Adapted Lives and Spectral Presences (NeMLA) (NeMLA)
Boston, MA
Organization: NeMLA
Event: NeMLA
Adaptations in which historical subjects, especially writers, artists, and musicians, serve as “co-authors” of the adaptation itself, challenge the conventions of historical fiction and biopics. These adaptations inscribe or stage what is surplus in the archive, as historical personages articulate previously unspoken thoughts, concealed desires, or the keys that help subsequent generations understand their political, social, or creative endeavors. Elizabeth Freeman coined the term erotohistoriography to describe an “anti-systemic method” that does not so much seek to write the past into the present as to encounter the past already in the present by “treating the present itself as a hybrid.” In these encounters, dead bodies may come back to life as spectral or corporeal figures, activating alternate temporalities that disrupt hegemonic, regulatory time. Erotohistoriography effects a “counterhistory” informing later artistic productions, particularly when the resuscitated body is used to “effect, figure, or perform” cross-generational encounters, revealing how lived experiences of marginalized groups and individuals can be erased, rewritten, or reconfigured.

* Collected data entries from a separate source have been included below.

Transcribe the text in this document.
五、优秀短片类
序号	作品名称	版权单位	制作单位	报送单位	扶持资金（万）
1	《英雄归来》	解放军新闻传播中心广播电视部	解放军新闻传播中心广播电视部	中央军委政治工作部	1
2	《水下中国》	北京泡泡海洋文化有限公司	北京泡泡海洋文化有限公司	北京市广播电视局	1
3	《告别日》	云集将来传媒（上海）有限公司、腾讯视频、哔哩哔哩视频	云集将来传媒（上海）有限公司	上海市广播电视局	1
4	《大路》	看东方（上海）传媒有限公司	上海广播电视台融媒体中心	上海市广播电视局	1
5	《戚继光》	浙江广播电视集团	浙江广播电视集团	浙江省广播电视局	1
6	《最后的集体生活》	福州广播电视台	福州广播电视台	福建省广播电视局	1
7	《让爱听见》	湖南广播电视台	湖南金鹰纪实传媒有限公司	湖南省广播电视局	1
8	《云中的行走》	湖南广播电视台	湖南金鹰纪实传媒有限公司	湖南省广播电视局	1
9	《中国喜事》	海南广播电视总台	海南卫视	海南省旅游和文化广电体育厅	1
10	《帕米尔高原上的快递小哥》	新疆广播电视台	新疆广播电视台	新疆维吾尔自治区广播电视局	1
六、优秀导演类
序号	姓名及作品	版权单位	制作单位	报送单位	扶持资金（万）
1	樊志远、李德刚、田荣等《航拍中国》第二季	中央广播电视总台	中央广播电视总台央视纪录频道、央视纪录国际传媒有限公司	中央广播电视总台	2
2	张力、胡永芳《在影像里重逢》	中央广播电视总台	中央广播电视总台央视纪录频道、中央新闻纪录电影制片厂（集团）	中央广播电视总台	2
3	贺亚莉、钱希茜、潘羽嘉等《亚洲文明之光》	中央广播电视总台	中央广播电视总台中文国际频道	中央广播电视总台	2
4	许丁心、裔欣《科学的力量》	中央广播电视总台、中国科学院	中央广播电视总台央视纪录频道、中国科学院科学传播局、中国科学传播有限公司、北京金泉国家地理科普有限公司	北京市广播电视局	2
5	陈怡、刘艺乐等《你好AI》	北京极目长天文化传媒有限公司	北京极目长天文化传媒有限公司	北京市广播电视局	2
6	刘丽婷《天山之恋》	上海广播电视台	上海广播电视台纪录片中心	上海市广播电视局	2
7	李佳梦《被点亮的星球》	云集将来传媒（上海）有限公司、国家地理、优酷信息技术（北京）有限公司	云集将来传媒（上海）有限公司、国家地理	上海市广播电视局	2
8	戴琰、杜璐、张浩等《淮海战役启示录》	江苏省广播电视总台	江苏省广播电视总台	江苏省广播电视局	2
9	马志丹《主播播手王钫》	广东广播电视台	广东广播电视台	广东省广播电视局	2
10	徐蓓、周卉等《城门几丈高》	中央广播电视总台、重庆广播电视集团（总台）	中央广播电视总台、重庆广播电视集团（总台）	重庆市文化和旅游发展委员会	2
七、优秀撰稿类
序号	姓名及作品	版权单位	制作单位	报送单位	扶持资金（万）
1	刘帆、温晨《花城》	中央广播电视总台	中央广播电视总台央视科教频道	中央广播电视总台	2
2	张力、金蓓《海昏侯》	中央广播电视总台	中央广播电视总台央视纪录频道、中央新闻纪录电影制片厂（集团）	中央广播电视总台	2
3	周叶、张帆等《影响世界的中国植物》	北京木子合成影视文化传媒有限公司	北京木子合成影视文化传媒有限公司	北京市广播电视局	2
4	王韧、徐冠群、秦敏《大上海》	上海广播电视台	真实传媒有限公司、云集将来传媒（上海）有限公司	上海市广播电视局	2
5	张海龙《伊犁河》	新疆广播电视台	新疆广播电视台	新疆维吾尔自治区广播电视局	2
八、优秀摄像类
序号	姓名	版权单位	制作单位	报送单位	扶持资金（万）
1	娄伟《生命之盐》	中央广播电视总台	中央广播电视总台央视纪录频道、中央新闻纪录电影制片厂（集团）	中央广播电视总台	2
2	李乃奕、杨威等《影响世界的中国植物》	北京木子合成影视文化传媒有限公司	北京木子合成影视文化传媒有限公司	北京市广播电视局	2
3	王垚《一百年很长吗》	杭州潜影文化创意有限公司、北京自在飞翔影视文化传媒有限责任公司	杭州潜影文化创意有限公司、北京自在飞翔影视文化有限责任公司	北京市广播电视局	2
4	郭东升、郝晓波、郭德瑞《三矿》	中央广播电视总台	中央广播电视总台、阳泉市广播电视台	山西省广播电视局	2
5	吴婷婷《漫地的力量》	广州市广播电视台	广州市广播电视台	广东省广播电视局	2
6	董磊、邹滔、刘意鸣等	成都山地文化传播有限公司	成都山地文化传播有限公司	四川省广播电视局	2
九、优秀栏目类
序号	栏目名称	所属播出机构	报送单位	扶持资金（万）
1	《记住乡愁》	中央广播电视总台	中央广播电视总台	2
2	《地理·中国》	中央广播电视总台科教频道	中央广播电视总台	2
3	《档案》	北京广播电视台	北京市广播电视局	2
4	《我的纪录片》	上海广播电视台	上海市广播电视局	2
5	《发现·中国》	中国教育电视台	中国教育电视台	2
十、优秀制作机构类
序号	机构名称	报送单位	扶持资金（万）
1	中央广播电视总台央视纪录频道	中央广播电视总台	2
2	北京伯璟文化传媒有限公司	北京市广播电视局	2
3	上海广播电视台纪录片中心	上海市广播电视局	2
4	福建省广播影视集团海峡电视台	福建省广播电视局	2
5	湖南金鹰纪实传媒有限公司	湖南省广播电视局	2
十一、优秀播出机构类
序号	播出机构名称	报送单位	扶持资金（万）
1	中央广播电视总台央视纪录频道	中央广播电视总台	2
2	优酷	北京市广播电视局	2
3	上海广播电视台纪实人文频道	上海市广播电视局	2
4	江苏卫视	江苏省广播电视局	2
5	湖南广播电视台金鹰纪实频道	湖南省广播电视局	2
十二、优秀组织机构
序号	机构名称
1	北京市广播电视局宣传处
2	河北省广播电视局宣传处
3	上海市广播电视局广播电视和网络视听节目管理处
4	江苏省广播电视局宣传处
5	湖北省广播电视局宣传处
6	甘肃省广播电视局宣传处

Closely aligned with the concept of queer temporality, erotohistoriography forges cross-generational alliances that facilitate what Jill Dolan calls “utopian performatives.” This panel invites presentations on hybridizations of past and present in adaptations in which cross-generational encounters are a foundational element of their representational apparatuses, whether these encounters are manifest in the imaginations of the subjects or authors of historical fiction, or spectral and corporeal presences in adaptations intended for film and live performance.